Era como viajar hacia el centro del mismo sol. Pasaban pitas, chumberas, pueblos como muertos. A veces, naranjeros, huertos grises, filas de palmeras quemadas. Todo el color lo comía la luz.
A veces se detenían en un poblado para repostar agua y entonces acudían chiquillos medio desnudos, morenos, desgreñados. Brotaban de pronto entre una calle vacía. Moscas, infinitas moscas asaltaban el vehículo. Aparecían guardias civiles. En otros sitios, falangistas, soldados también. Saludaban al padre de Martín. Luego la carretera.

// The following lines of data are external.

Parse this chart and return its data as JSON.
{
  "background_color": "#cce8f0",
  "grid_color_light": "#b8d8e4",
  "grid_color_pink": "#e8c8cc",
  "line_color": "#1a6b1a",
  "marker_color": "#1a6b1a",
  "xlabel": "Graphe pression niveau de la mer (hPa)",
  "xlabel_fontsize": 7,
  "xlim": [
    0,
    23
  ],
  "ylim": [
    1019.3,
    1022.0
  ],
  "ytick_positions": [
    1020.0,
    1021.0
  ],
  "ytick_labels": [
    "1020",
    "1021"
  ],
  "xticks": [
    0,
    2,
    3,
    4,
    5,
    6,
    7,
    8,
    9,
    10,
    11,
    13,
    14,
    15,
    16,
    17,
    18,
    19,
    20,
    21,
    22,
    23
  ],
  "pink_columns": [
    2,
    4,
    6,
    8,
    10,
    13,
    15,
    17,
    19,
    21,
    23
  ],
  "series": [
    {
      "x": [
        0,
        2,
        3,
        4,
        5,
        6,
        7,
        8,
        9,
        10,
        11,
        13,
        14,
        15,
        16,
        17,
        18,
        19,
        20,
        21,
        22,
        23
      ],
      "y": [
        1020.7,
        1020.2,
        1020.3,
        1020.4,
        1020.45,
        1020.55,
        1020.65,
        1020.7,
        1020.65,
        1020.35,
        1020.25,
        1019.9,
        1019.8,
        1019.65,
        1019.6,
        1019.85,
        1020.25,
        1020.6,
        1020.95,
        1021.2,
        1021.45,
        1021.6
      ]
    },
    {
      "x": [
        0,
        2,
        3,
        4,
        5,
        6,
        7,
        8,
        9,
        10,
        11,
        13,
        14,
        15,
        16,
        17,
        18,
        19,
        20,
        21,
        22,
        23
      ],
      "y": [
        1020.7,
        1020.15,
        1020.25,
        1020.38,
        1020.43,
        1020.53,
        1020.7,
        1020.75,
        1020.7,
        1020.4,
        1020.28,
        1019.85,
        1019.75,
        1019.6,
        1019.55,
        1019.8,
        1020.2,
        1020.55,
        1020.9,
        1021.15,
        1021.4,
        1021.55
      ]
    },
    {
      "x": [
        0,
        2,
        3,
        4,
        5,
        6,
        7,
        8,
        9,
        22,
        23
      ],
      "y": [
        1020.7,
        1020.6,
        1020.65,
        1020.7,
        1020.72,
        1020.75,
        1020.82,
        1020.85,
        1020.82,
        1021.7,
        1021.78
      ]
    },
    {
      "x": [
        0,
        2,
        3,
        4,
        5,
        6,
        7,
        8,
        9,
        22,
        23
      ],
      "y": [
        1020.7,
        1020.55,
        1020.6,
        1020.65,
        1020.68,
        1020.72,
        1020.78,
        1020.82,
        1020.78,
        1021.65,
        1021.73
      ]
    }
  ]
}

Martín se durmió al salir de Alicante con el fresco de la mañana y cuando se despertó con la boca seca, raspándole la garganta, doliéndole los ojos, se encontró con aquella luz y aquella polvareda de los caminos.
Cambió de postura en el asiento sintiendo hormigueo en una pierna. El sudor le pegaba la camisa a las costillas, pero el sudor era un alivio al fin y al cabo. El padre de Martín, Eugenio Soto, iba delante junto al chófer y el chico pudo ver su nuca poderosa y curtida y sus espaldas anchas dentro de la camisa caqui. La sahariana colgaba del asiento.